A brief bright-spot is when Rane is given the keys to a Cadillac Convertible, a kind of "thank you for undergoing seven years of torture and not cracking." A department-store sponsored "young Texas Belle who wore your bracelet all the time you were away" also presents him with a silver dollar "for every day he was in Hanoi's Hellhole"... That's 2555 dollar coins in all with 1 extra for good luck and a kiss from the gal.

But even those bright spots turn dark pretty damn quickly. He returns home to find a gang of raiders after the silver dollars. He refuses to crack and tell them where the coins are hidden, even after his hand is shredded in the garbage disposal. And then ROLLING THUNDER takes its further, with enough violence that even the pacifist amongst you would want to hunt down those silver-dollar stealing assholes. Like Rane, you'd want to sharpen that new hook hand. And you'll be able to think of a few places you'd like to shove it (Rane actually obliges by getting one villain in the gonads).

Devane does a great job as Rane, with a calm croaky delivery of his lines that gets across his emotion in an understated yet heartfelt way. Schrader's dialogue is natty and naturalistic. I liked when Rane first gets home with his wife and notices she isn't wearing a brassiere. That's love, right there. Rane is also a picture of restraint with his wife's new guy, incapable of feeling hatred towards the guy... but also wanting to show him what his last seven years were like:
"See, they had this little rope trick... got your down on your knees. Tied your hands behind you... Pulled em up.... Higher, HIGHER...!"
His wife's new guy replies: "I don't know how you did it."
"You learn to love the rope. That's how you beat it. That's how you beat people who torture you. You learn to love them and that way they don't know you're beating them."

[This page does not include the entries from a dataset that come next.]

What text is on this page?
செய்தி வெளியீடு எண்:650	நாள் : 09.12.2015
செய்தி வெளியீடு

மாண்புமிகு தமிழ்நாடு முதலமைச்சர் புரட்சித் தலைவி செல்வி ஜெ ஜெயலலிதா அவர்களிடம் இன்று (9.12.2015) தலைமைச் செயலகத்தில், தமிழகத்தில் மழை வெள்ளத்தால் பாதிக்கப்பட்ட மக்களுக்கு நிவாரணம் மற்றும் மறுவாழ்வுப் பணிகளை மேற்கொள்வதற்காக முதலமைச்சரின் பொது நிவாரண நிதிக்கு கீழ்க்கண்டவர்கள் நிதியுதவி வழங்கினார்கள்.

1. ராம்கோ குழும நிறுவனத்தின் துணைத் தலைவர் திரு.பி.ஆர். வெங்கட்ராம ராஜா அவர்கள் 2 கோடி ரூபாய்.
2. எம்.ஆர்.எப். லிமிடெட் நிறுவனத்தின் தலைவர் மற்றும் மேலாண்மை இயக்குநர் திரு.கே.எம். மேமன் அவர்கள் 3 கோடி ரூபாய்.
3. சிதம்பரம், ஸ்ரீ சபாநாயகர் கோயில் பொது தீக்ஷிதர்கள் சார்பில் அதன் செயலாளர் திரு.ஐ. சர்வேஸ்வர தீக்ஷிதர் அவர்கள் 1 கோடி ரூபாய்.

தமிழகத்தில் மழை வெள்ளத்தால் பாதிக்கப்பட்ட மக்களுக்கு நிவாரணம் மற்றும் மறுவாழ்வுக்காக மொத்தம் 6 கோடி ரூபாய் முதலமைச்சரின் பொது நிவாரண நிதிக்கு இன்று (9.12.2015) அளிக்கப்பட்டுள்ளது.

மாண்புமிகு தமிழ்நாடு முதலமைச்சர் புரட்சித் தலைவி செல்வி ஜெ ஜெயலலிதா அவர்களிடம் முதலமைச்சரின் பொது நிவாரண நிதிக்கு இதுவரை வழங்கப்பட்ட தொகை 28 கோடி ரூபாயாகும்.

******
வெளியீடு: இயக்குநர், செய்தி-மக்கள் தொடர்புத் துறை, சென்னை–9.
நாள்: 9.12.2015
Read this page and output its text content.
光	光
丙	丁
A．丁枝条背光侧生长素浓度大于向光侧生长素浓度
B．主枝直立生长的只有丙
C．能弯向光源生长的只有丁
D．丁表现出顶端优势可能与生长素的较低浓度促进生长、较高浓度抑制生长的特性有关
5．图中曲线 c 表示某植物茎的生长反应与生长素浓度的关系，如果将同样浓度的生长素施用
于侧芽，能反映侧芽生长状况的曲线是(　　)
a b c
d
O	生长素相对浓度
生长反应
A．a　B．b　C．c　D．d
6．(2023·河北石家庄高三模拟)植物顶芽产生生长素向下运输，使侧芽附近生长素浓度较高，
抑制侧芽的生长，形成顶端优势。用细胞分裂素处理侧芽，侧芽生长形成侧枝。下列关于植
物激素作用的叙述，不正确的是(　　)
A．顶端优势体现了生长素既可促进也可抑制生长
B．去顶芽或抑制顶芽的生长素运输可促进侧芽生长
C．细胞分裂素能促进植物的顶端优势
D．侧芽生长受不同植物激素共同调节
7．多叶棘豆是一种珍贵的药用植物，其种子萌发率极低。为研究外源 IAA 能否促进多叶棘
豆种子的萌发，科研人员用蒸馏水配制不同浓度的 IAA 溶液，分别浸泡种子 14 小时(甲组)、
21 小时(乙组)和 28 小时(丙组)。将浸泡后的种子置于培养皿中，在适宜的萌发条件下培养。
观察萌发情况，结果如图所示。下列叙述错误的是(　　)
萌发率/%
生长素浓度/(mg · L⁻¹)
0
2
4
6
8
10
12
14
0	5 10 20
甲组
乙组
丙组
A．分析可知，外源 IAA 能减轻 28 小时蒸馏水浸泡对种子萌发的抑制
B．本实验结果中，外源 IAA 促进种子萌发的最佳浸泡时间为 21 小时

And there are more things to love about ROLLING THUNDER. Linda Vorchat, the gal who presents the silver dollars, oozes with small town hotness. She assumes she can get any man, so is attracted to the taciturn and reticent Rane. But she has a certain class about her too. She grew up on a farm and knows how to shoot a gun. And she never abandons Rane, no matter how rough things get. Again, there's some beautiful dialogue, with Linda saying how she's 30 and has been around the block a few times. She admires Rane's courage because she's seen nothing but weakness in her life.

John Flynn's direction isn't stagy or particularly stylish. But it's effective and classy. Effort is taken in the set-ups of the shoot-outs, in the squib effects, and in the tight pacing. It's also shown in the restraint of the emotional scenes, where under-acting rules. I loved the scene when Tommy Lee Jones leaves him family at the dinner table to help out his friend. The camera just sits there, as he comes to say "bye" before leaving at the back of the frame. Flynn's work is an unsung hero of ROLLING THUNDER, while the showy "stars" of the movie are easy to see - the acting, the dialogue and the story.

There aren't a lot of movies that hit exactly the right note with a viewer. Maybe a hundred? Fifty? ROLLING THUNDER is one of those movies. I loved it the first time I watched I watched it, and I did just the same - spotting more things - the two times I've seen it again. Give yourself a personal Valentine's present and fall in love with ROLLING THUNDER. It's cheaper than a partner and won't leave you... even if you're banged up for seven years.